There appears to be a rather ungenerous tendency for those who favour rationality and critical thinking to be seen as unromantic or unpoetic; immune to wonder, excitement or a sense of awe. Infact, the critical thinking is sometimes even seen as somone who is intent on stamping out the very idea of magic from the world; putting everything in a laboratory to be coldly analysed, understood and neatly labelled; until there is no more magic in the universe.

The world is full of magic things, patiently waiting for our senses to grow sharper.

W.B. Yeats

As it happens, I believe in magic. I think magic exists in every part of your body, in every atom and every cell of every living creature. I think that without this magical force we would not be alive. This exact same magic, can create an invisible force fields that pushes away objects, or pull them towards us. For centuries scholars have studied magic and have learned to harness its power. They have created magical devices that glow and move, generate heat, or remove heat. They made devices that can stop a man's heart; and others that can start it again. They can even use it to keep a heart beating for a lifetime when nature has failed. We use this magic to see to the far edges of our universe and deeper into the hidden worlds of atoms and the quantum realm. We use this magic to travel the world, capture representations of it for others to see. We can use it to instantly see and speak to people on the other side of the world. We use it to learn; to build and to grow. We are on the way to harnessing this magic to create new forms of intelligent beings, and possible even new forms of life.

Any sufficiently advanced technology is indistinguishable from magic.

Arthur C. Clarke

Now; I am sure you have realised that I am talking about electricity, and maybe you think this is a cheap point. But humour me. Why isn't electricity magic? It certainly looks like it. Take a look at a lightning storm and tell me that doesn't fit the description of magic.

You don't think its magic because you feel you understand it. Because it's normal, it's everywhere. These aren't wizards, they are just electrical engineers. It's not a magical glowing tablet, its just and iPhone. Because it's powering the screen in front of you and about 50 other devices in your immediate vicinity it's boring and ordinary and uninteresting.

Well; I still think its magic and I would offer my own little corollary to Mr Clarke's third law.

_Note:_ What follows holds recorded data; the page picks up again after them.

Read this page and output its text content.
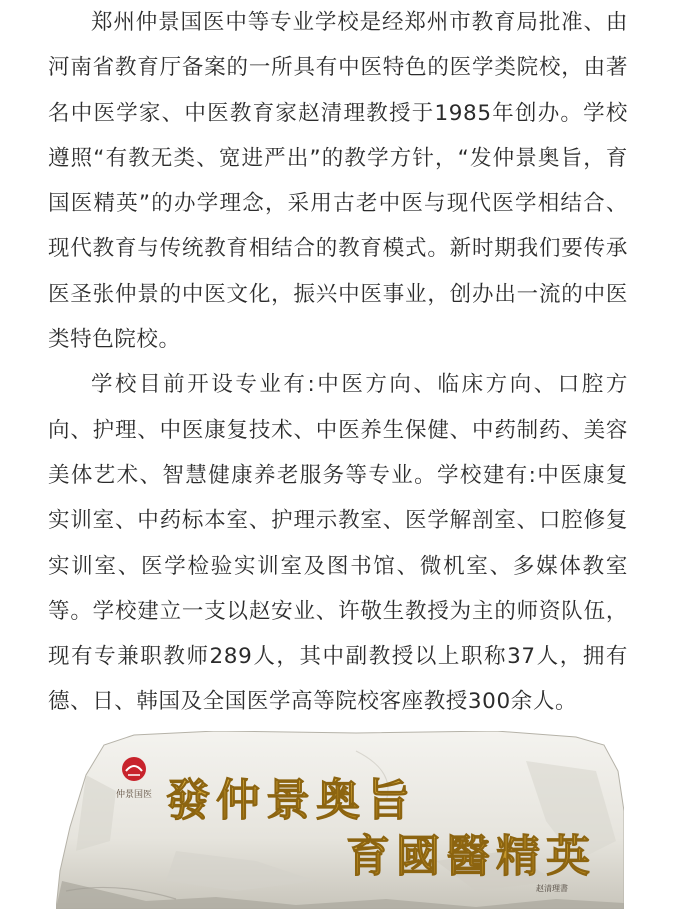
郑州仲景国医中等专业学校是经郑州市教育局批准、由河南省教育厅备案的一所具有中医特色的医学类院校，由著名中医学家、中医教育家赵清理教授于1985年创办。学校遵照“有教无类、宽进严出”的教学方针，“发仲景奥旨，育国医精英”的办学理念，采用古老中医与现代医学相结合、现代教育与传统教育相结合的教育模式。新时期我们要传承医圣张仲景的中医文化，振兴中医事业，创办出一流的中医类特色院校。

学校目前开设专业有:中医方向、临床方向、口腔方向、护理、中医康复技术、中医养生保健、中药制药、美容美体艺术、智慧健康养老服务等专业。学校建有:中医康复实训室、中药标本室、护理示教室、医学解剖室、口腔修复实训室、医学检验实训室及图书馆、微机室、多媒体教室等。学校建立一支以赵安业、许敬生教授为主的师资队伍，现有专兼职教师289人，其中副教授以上职称37人，拥有德、日、韩国及全国医学高等院校客座教授300余人。

仲景国医 發仲景奥旨
育國醫精英
赵清理書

"Magic, sufficiently understood, is indistinguishable from science."

William Owen

I don't think you do understand these things you use, not really. And even if you can, can you really explain to my why its not magic? Do you how your phone works; or your computer? You might know how to work with these things, maybe even swap out a few parts or repair them; but do you know how they actually can do all the things they do? How are the properties of electricity bringing them to life? You probably only have the vaguest idea about how your hairdryer works or your toaster. Many of you would struggle to understand explain how a light switch worked or a lightbulb.

It's not magic because you think to understand it; even though you probably don't. But mostly it's not magic because you think it's normal.

It's still magic even if you know how it's done.

Terry Pratchett, A Hat Full of Sky

Science is the study of magic. I think it's amazing. I think as a critical thinking I see the magic in the world that really is there, and all around us. No one has to make anything up. To see whats realy there an engage in the never ending exploration of how amazing it all is; is the very essence of scientific enquiery. We know so little, and yet we can say for sure we are surrounded by amazing things. Tools like science and rationality are just ways in which we explore just how amazing and magical it all is. So if some feel that they wished there was more magic in the world; perhaps they are the one that are a little unromantic.